SQL on partitioned table - how to launch computation on ALL partitions
Hi,
I'd like to prepare my data for each partition of a partitioned table using SQL (with either a Spark SQL recipe or a SQL query ; note : our SQL query recipes run on Athena in AWS).
However, dataiku asks the user to explicitly specify the partitions on which the recipe will run:
To avoid laboriously listing all partitions in this field, is there any way to tell dataiku to run the recipe on all partitions (with a keyword such as "ALL" or "*", but those two keywords didn't work out for me)?
Operating system used: AWS EC2
Answers
-
Alexandru Dataiker, Dataiku DSS Core Designer, Dataiku DSS ML Practitioner, Dataiku DSS Adv Designer, Registered Posts: 1,238 Dataiker
@tanguy
,There is no option to build a dataset or run a recipe on all partitions. We aware of this and we have captured this in our backlog. For the time being what you can do to build all partitions:
1) With time range dimension you can use the date range directly in the recipe or scenario, in an example where you have a monthly partition, you can use: e.g 2021-01 / 2021-12. If you want to know when your partitions start/end you can explore the Dataset and under Status, you will be able to sort asc/desc to determine this.
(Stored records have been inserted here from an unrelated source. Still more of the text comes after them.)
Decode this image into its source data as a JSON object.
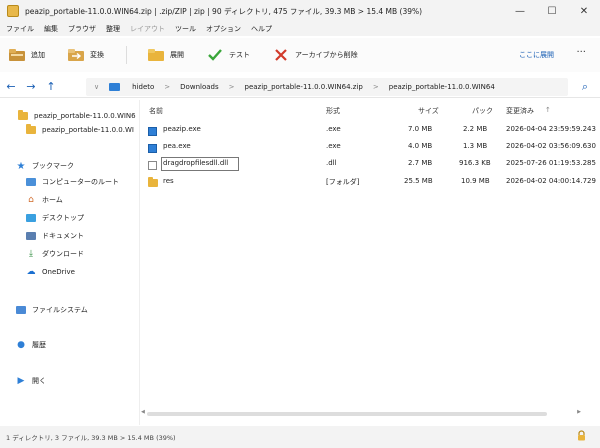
{
  "window": {
    "title": "peazip_portable-11.0.0.WIN64.zip | .zip/ZIP | zip | 90 ディレクトリ, 475 ファイル, 39.3 MB > 15.4 MB (39%)",
    "minimize_glyph": "—",
    "maximize_glyph": "☐",
    "close_glyph": "✕"
  },
  "menu": {
    "items": [
      "ファイル",
      "編集",
      "ブラウザ",
      "整理",
      "レイアウト",
      "ツール",
      "オプション",
      "ヘルプ"
    ]
  },
  "toolbar": {
    "add_label": "追加",
    "convert_label": "変換",
    "extract_label": "展開",
    "test_label": "テスト",
    "delete_label": "アーカイブから削除",
    "extract_here_label": "ここに展開",
    "more_glyph": "···"
  },
  "address": {
    "back_glyph": "←",
    "forward_glyph": "→",
    "up_glyph": "↑",
    "down_glyph": "∨",
    "crumbs": [
      "hideto",
      "Downloads",
      "peazip_portable-11.0.0.WIN64.zip",
      "peazip_portable-11.0.0.WIN64"
    ],
    "search_glyph": "⌕"
  },
  "sidebar": {
    "tree_root": "peazip_portable-11.0.0.WIN6",
    "tree_child": "peazip_portable-11.0.0.WI",
    "bookmarks": "ブックマーク",
    "items": [
      "コンピューターのルート",
      "ホーム",
      "デスクトップ",
      "ドキュメント",
      "ダウンロード",
      "OneDrive"
    ],
    "filesystem": "ファイルシステム",
    "history": "履歴",
    "open": "開く"
  },
  "table": {
    "headers": {
      "name": "名前",
      "type": "形式",
      "size": "サイズ",
      "packed": "パック",
      "modified": "変更済み",
      "sort_glyph": "↑"
    },
    "rows": [
      {
        "name": "peazip.exe",
        "type": ".exe",
        "size": "7.0 MB",
        "packed": "2.2 MB",
        "modified": "2026-04-04 23:59:59.243"
      },
      {
        "name": "pea.exe",
        "type": ".exe",
        "size": "4.0 MB",
        "packed": "1.3 MB",
        "modified": "2026-04-02 03:56:09.630"
      },
      {
        "name": "dragdropfilesdll.dll",
        "type": ".dll",
        "size": "2.7 MB",
        "packed": "916.3 KB",
        "modified": "2025-07-26 01:19:53.285"
      },
      {
        "name": "res",
        "type": "[フォルダ]",
        "size": "25.5 MB",
        "packed": "10.9 MB",
        "modified": "2026-04-02 04:00:14.729"
      }
    ]
  },
  "status": {
    "text": "1 ディレクトリ, 3 ファイル, 39.3 MB > 15.4 MB (39%)"
  },
  "colors": {
    "accent": "#1a5fb4",
    "folder": "#e9b43c"
  }
}
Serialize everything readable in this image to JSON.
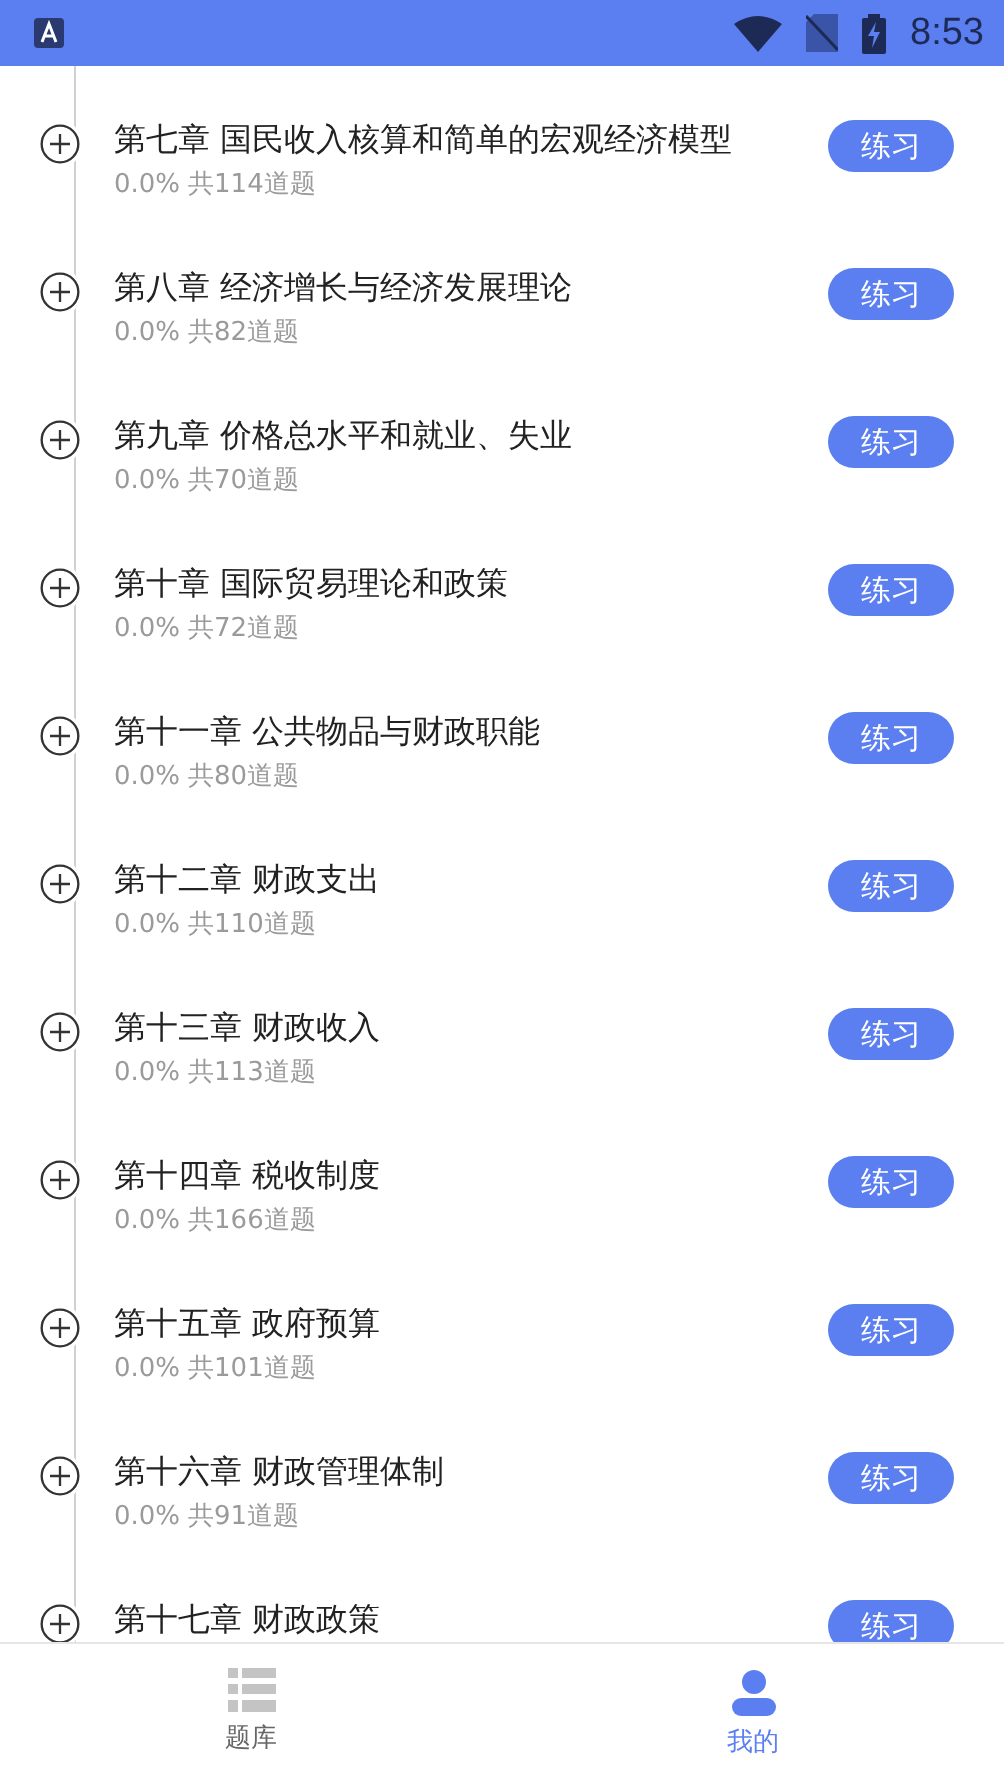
{
  "status_bar": {
    "time": "8:53"
  },
  "chapters": [
    {
      "title": "第七章 国民收入核算和简单的宏观经济模型",
      "progress": "0.0%",
      "count": "共114道题",
      "action": "练习"
    },
    {
      "title": "第八章 经济增长与经济发展理论",
      "progress": "0.0%",
      "count": "共82道题",
      "action": "练习"
    },
    {
      "title": "第九章 价格总水平和就业、失业",
      "progress": "0.0%",
      "count": "共70道题",
      "action": "练习"
    },
    {
      "title": "第十章 国际贸易理论和政策",
      "progress": "0.0%",
      "count": "共72道题",
      "action": "练习"
    },
    {
      "title": "第十一章 公共物品与财政职能",
      "progress": "0.0%",
      "count": "共80道题",
      "action": "练习"
    },
    {
      "title": "第十二章 财政支出",
      "progress": "0.0%",
      "count": "共110道题",
      "action": "练习"
    },
    {
      "title": "第十三章 财政收入",
      "progress": "0.0%",
      "count": "共113道题",
      "action": "练习"
    },
    {
      "title": "第十四章 税收制度",
      "progress": "0.0%",
      "count": "共166道题",
      "action": "练习"
    },
    {
      "title": "第十五章 政府预算",
      "progress": "0.0%",
      "count": "共101道题",
      "action": "练习"
    },
    {
      "title": "第十六章 财政管理体制",
      "progress": "0.0%",
      "count": "共91道题",
      "action": "练习"
    },
    {
      "title": "第十七章 财政政策",
      "action": "练习"
    }
  ],
  "bottom_nav": [
    {
      "label": "题库",
      "kind": "bank",
      "selected": false
    },
    {
      "label": "我的",
      "kind": "profile",
      "selected": true
    }
  ]
}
2) For discreet dimensions you can use Python steps in a scenario with an execute python code step:
from dataiku.scenario import Scenario import dataiku #replace dataset name here dataset_name = "bulldozer_small_extract_copy" scenario = Scenario() dataset = dataiku.Dataset(dataset_name) partitions = dataset.list_partitions() # get all partitions from input dataset # for all available partitions in all dimensions partitions_str = ','.join(partitions) # concatenate print("all partitions are:", partitions_str) #when some dimensions are defined but another dimensions requires ALL include in your example partitions you want will start with '2020Q4|Pricing|L4L_Monthly' #partitions_str = ','.join([item for item in partitions if item.startswith('2020Q4|Pricing|L4L_Monthly')]) scenario.build_dataset(dataset_name, partitions=partitions_str)
Let me know if this works for you.
-
Tanguy Dataiku DSS Core Designer, Dataiku DSS & SQL, Dataiku DSS ML Practitioner, Dataiku DSS Core Concepts, Neuron, Dataiku DSS Adv Designer, Registered, Dataiku DSS Developer, Neuron 2023 Posts: 124 Neuron
Hi @AlexT
, thank you for your answer.
Our team is indeed already using python the way you did in your example to retrieve all partitions, but I was looking for a "native" solution inside an SQL (or Spark SQL) recipe.
I forgot to mention that I am using a discrete dimension (I understand the feature "ALL" is not yet available, I would highly appreciate if it could be released asap). While we are at it, when using a time dimension, I did not find a syntax allowing to launch a computation by listing several time periods (e.g. : "2019-01/2019-12 + 2021-01/2021/12"). At the time being, it seems we can only launch a computation by listing either specific time partitions or a unique time period (as in your example). This additionnal flexibility would also be appreciated.